I interviewed three students about how they handle tasks in their lives, how they juggle responsibilities, organize their schedules, and the role of stress in their education. Disorganized students often motivate themselves with guilt. They feel constrained by digital planners and calendars for academic work because those tools prescribe a fixed schedule.
I sent out a survey to undergraduates at UW to validate what I learned. I asked them about the organization tools they used, how they liked to complete tasks, and their stress levels.
I wrote everything I observed from all 3 methods notecards, and grouped them in a bunch of different ways, looking for patterns.
I wrote all my observations down on index cards.
I grouped similar findings together, then I gave names to these groups. E.g. "Planning Tools", "Motivation", "Stress and Emotions", "Excuses and Distractions".
Then I did it again with different groupings.
It turns out, even disorganized students like doing one thing at a time.
More organization tools = more stress (also, everyone's stressed!)
Students prefer a simple, linear workflow. They like the satisfaction of completing their current assignment before moving on to other tasks.
Students often use stress and guilt to motivate themselves academically
Even disorganized students feel more productive when they can fall into a routine
Students felt easily constrained by traditional planners such as calendars or reminders, favoring flexible, multi-purpose planning tools and their own memory to keep track of their academics
Students take sporadic breaks when they feel like it (they don't plan out study breaks)
I thought about ways that a digital tool could help students juggle their busy lives, but reduce stress. I played with ways they could motivate themselves without using unhealthy amounts of guilt. I also wanted to give them flexibility of how they want to organize themselves. Essentially, the tool should be structured enough to keep disorganized students focused, without punishing them for not adhering to traditional tools.
Idea - Reminders from your future self to keep you accountable
Idea - A timeline view of today's schedule
Idea - Label "big" and "small" assignments?
Idea - Give people sections that display what they have to do in different ways (flexibility)
Idea - Conceptually separate and emphasize high priority tasks, so they could focus in on those
I made low-fi wireframes that incorporated ideas from brainstorming.

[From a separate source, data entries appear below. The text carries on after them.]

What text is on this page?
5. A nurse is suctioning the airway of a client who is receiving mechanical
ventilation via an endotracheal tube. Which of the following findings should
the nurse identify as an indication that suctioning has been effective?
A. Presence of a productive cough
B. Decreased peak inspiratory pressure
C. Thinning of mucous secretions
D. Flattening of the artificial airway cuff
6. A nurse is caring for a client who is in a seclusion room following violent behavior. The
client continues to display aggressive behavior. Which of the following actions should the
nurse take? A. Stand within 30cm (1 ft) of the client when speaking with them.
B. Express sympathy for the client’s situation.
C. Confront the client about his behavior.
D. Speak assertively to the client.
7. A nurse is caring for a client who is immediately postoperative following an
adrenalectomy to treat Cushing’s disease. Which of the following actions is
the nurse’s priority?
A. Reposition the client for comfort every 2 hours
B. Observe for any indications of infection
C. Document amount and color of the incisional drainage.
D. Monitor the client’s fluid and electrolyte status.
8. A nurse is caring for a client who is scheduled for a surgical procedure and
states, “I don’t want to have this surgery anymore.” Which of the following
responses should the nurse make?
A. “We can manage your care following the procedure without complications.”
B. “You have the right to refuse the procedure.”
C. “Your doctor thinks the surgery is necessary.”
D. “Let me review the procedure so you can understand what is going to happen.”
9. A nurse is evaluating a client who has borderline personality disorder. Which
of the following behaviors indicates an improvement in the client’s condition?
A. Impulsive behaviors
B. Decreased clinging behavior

Then I asked students who had been involved in my prior research to pretend they were using this interface to organize their coursework. From their feedback, I made simple high-fidelity mockups.
Students like to focus on one task at a time and get stressed juggling multiple task.
Students like being able to organize themselves in multiple ways
Students said: "There are too many options, I don't know what I'm supposed to do." So, I separated the Today section from other tasks to present a simpler interface.
Students prefer a linear workflow (finish one task, then start the next). An organization tool should make completing the task at hand the primary focus, bringing students closer to how they'd like to work
Students have trouble juggling all their tasks and easily get stressed about work
This research was so much fun. Every student has distinct study habits, and each student approaches organizing themselves in unique ways that are linked to their personalities. In interviewing, I had great long talks about the the pressure of being a University student, and students' experiences learning how to manage their hectic lives and find meaning along the way. Even if not all of this made it into my tool concept, it helped frame my thinking.
If I could do this again, I would incorporate card-sorting or a similar research activity before I made my first wireframes.